Respirar até pode, só não deve beber, fumar e torcer para o
Botafogo. Mas suas roupas e seu telefone celular exalam cheiro de fumaça, como
se também fumassem junto com ele.
É um amante da vida! Barravento, Modern Sound, Braseiro, Jobí
ou qualquer boteco em que se possa beber um chopp encostado no balcão. A
cerveja, insiste, não faz mal.
– É o meu hidratante.
Poucas pessoas cuidaram tão bem da hidratação! Seja qual for
a estação do ano, hidratar é preciso.
Tampinha da Guanabara, Filósofo de Bolso, Dustin Hoffman de
Copacabana.
Ninguém cresce nunca! Quase sete décadas de experiência não
amenizam a ansiedade de debutante. Não pode esperar um segundo, o que dirá até
amanhã. Fala pelos cotovelos, escreve pelas cartas e pelos bilhetes deixados de
madrugada.
“Maluf foi preso. Beijos.”
Pena que a novidade não é mais atual.
Piloto de carrinho de rolimã na Ladeira dos Aflitos, torcedor
de Fórmula 1 até o último domingo. Pior para Rubinho, que mereceu ter a
pronúncia do nome ironicamente alterada, por conta das pataquadas na pista.

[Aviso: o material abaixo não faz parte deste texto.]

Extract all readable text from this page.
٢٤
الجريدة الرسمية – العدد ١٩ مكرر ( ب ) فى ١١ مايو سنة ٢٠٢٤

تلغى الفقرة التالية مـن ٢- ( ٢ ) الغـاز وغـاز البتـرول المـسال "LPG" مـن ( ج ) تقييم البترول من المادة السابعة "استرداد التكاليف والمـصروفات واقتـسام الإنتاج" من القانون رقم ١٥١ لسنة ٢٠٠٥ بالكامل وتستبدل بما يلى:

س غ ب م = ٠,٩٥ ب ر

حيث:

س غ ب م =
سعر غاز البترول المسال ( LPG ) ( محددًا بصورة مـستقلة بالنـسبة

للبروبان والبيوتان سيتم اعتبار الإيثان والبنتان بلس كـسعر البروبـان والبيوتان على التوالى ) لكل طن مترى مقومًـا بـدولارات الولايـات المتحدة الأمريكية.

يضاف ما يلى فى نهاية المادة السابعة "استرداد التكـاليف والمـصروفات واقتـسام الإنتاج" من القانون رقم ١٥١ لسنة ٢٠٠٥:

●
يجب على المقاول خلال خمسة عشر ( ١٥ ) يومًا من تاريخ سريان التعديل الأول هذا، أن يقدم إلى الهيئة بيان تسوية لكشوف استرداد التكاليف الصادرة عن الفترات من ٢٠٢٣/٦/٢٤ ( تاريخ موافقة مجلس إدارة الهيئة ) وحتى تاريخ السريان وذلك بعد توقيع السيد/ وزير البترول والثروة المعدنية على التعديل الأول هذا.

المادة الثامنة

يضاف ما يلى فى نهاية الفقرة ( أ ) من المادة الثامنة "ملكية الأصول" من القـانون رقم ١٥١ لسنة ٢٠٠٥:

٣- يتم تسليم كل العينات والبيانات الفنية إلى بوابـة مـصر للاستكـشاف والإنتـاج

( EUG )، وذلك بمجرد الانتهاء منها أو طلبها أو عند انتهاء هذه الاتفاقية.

Pena que a tevê não fazia a mesma tradução das conversas pelo rádio entre
piloto e equipe.
– Rubino, seu filho de puta, a Ferrari vai pagar o conserto
do carro com um cheque de seu pai!
Pelouro, apelido de craque requisitado na época da Cidade da
Bahia em preto-e-branco. Branco e preto como o seu Alvinegro da estrela
solitária.
Há certas coisas que só acontecem ao Botafogo, diz a antiga
máxima de Carlito Rocha, o mítico ex-presidente do clube, que não desgrudava do
cachorro Biriba. O Botafogo é um time que já entra em campo vestido de zebra. É
fácil ganhar uma aposta dos botafoguenses, eles quase nunca riem por último.
Nessa hora, estão mais acostumados ao chororô. Pelo telefone, atirando para
todos os lados, é melhor mudar de assunto.
– Lula quer levar o Pão de Açúcar pra São Bernardo do Campo!
O exagero cômico e a blague contra os paulistas são muito
anteriores ao nouveau antipetismo.
Em 1968, a trincheira era outra e o perigo iminente. Era
preciso estar atento e forte. A banqueta e o três-oitão não eram só metáfora.
Se safou pulando o muro da UFRJ, antiga Universidade do Brasil, enquanto os
estudantes que não tiveram a mesma sorte foram levados ao campo do Botafogo e
espancados pela escória dos belenguins, em um conhecido episódio dos Anos de
Chumbo, estopim para a Sexta-Feira Sangrenta do dia seguinte.
Justo no campo do Botafogo! Há coisas que só aconteciam em
1968.
– Andar com esses livros naquela época era pior do que ser
pego com cocaína hoje em dia.
Livros escritos por um grande, e hoje lamentavelmente
esquecido, “comunista” baiano.
De lá para cá, muita farsa e tragédia. Seis a zero pra um
lado, seis a zero pro outro, além de um 6x1 de lambuja; Maurício tirando o
Botafogo da fila, com um empurrãozinho em Leonardo; Túlio, o artilheiro
comediante, marcando gol impedido. E ainda Loco Abreu fazendo a camisa
alvinegra virar celeste, além de Seedorf jogando a saideira.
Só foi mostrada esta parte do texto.